Saturday, May 16, 2020

Anonymous tip sinks $3m cocaine shipment at border

More than 60kg of cocaine was seized. An anonymous tip led U.S. Customs officers at the Pacific Highway Truck Crossing in Blaine to an estimated $3m in cocaine. Canadian trucker Ajitpal Singh Sanghera, 41 was busted as he approached the border. During a trailer check, Customs found five handbags containing cocaine.
Sanghera had crossed the US border more than 40 times so far this year. That, coupled with the amount of cocaine, led cops to conclude he was part of a large international drug trafficking ring.

Simon Dufresne killed, dismembered, burned

Five men were arrested for their alleged role in the death of Simon Dufresne, 31. Dufresne disapeared in March 2019 and is thought to have been dismembered and burnt. Dufresne was known in the underworld of organized crime and is said to have had a contract on his head. It is reported he did not respect territory belonging to the Hells Angels.

Dufresne and his entourage were known to carry out drug rips and then sell the product in North Montreal.
Jonathan Provencher, 41, and Alfredo Rodriguez Farinas, 29, face counts of first degree murder, forcible confinement, conspiracy and complicity after the fact.
Jonathan Tshinkenke, 20, Yvon Camirand, 54, and Stéphane Larouche , 47, were also charged.

Friday, May 15, 2020

Jack Cewe Construction Ltd. - Kirsten Mide-Wilson - Update II

Ms. Kirsten Wilson has repeatedly billed herself as 'one of the few women in construction.' That is true but SHOULD it be so? She has earned nothing, built nothing, and appears to be running Cewe Construction into the ground. Repeated high risk violations of WorkSafe laws suggests she belongs in a different business, one less dangerous to her employees.

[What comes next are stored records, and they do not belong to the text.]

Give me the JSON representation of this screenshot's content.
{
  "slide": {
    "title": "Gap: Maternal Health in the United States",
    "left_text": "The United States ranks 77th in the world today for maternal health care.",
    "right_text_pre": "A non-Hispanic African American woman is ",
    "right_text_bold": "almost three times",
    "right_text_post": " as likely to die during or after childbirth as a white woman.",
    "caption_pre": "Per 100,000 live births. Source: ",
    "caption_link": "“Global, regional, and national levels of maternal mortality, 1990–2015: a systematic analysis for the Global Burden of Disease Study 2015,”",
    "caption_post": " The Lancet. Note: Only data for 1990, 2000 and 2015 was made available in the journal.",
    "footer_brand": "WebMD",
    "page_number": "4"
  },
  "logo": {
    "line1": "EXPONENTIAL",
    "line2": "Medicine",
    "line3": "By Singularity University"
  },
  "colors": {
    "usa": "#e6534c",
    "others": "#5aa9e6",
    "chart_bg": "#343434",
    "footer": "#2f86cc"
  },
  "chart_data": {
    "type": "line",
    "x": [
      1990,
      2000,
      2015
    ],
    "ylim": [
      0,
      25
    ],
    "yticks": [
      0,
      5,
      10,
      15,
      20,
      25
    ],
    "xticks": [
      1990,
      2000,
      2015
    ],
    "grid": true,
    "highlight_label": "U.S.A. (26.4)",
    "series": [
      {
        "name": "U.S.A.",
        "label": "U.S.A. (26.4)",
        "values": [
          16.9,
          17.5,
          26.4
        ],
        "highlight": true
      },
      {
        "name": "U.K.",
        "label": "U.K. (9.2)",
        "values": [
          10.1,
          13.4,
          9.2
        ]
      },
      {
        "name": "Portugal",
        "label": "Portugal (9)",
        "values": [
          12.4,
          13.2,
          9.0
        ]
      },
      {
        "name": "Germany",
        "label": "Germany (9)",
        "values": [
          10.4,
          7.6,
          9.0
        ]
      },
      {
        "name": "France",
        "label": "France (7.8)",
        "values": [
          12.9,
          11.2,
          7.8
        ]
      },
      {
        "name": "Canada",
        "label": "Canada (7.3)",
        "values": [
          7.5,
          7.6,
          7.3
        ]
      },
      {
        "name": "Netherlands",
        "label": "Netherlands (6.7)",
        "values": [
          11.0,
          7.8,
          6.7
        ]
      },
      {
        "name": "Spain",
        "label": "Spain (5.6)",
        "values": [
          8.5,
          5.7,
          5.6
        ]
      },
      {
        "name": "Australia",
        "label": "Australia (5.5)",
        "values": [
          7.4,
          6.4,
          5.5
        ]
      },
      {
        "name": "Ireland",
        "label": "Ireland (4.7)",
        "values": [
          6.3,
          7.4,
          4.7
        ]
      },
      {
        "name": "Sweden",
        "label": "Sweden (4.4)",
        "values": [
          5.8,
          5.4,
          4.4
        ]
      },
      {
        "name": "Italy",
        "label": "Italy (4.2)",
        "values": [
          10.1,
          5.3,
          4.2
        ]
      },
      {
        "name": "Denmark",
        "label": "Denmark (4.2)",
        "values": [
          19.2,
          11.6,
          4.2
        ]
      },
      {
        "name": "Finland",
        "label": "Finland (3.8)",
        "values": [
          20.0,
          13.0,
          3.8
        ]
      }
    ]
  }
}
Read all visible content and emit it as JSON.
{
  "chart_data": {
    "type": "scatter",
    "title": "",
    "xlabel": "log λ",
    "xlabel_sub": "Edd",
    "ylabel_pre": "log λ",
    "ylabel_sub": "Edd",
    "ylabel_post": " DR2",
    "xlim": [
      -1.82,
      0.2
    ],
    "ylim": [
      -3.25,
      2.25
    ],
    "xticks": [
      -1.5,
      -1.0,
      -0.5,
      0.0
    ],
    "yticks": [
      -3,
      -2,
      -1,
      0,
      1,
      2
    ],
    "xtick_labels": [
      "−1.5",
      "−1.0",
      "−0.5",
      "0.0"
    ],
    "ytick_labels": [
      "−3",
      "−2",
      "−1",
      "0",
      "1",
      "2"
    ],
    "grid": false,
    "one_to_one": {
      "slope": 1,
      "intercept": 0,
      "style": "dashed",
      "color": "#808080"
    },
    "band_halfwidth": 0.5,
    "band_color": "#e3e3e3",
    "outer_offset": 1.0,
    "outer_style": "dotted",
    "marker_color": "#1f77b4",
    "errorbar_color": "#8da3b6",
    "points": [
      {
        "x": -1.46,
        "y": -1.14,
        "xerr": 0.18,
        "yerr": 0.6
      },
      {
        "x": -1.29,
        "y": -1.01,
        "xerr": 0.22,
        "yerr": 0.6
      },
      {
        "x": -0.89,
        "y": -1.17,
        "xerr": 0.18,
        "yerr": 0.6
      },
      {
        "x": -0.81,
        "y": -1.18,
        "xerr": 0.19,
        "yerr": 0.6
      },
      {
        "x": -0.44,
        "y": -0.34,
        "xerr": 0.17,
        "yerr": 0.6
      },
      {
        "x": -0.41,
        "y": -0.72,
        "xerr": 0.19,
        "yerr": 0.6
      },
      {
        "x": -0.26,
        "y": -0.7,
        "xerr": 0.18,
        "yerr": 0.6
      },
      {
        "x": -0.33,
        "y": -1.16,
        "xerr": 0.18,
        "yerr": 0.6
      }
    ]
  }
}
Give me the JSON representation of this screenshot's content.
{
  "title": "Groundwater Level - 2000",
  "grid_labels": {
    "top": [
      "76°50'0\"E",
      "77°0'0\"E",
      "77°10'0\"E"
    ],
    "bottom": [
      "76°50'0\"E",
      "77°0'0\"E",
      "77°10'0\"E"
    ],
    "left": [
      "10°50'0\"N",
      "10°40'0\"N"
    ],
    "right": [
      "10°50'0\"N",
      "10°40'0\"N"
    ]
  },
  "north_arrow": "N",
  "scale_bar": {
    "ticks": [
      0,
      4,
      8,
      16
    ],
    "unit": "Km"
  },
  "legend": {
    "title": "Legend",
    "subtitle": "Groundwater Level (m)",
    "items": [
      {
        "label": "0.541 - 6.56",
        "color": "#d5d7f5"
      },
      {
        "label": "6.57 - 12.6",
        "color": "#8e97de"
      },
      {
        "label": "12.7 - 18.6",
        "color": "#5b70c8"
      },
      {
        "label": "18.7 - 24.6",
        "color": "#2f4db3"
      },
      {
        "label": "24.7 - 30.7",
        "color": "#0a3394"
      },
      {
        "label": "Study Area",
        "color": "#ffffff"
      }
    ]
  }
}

In late 2018 Jack Cewe Construction Ltd. was fined $65,712 for health and safety violations. A fine of that magnitude says a great deal.
WorkSafeBC determined that the firm failed to undertake excavation work according to the requirements of the utility service owner, and failed to ensure machinery was kept the minimum approach distance from exposed electrical conductors. These were both repeated and high-risk violations. Jack Cewe has serious mismanagement issues. Perhaps Ms. Wilson figures rules are for others.
Lets put them together for Kirsten Mide-Wilson (kirsten@cewe.com), third generation owner of Jack Cewe Construction Ltd., an established road contractor in the lower mainland. What's her claim to fame?
Brilliance in business doesn't top the list. She figured she was too smart to pay an hourly fee and would instead get a lawyer to act for 20% of the winnings in her fight for a $100m inheritance from her grandfather, Jack Cewe. He left the bulk of his estate to his mistress, decidedly not his granddaughter.

Mide-Wilson ended up with a bill for $17m, not the $ 2.5m the fight should have cost. She adamantly refused to pay. That bill was eventually reduced to $5m.
Take a bow Ms. Kirsten Wilson, you are a too rich, too greedy terd. It's called keeping your word, and in the world of men and construction it's likely the main reason for Jack Cewe's success. It also explains why he didn't want to give a nickle to his unethical, deadbeat granddaughter.

Cocaine trafficker sunk by selfies with large stacks of cash

Larry Dominique, 30, was sentenced to 5 years for drugs, weapons and proceeds of crime. Cellphones belonging to Dominique held text messages and photos detailing his drug transactions. They also contained images of him with large stacks of cash. He was granted 239 days credit for remand, leaving 1,951 days. The judge was impressed with the photos that acknowledged the seriousness of the matter.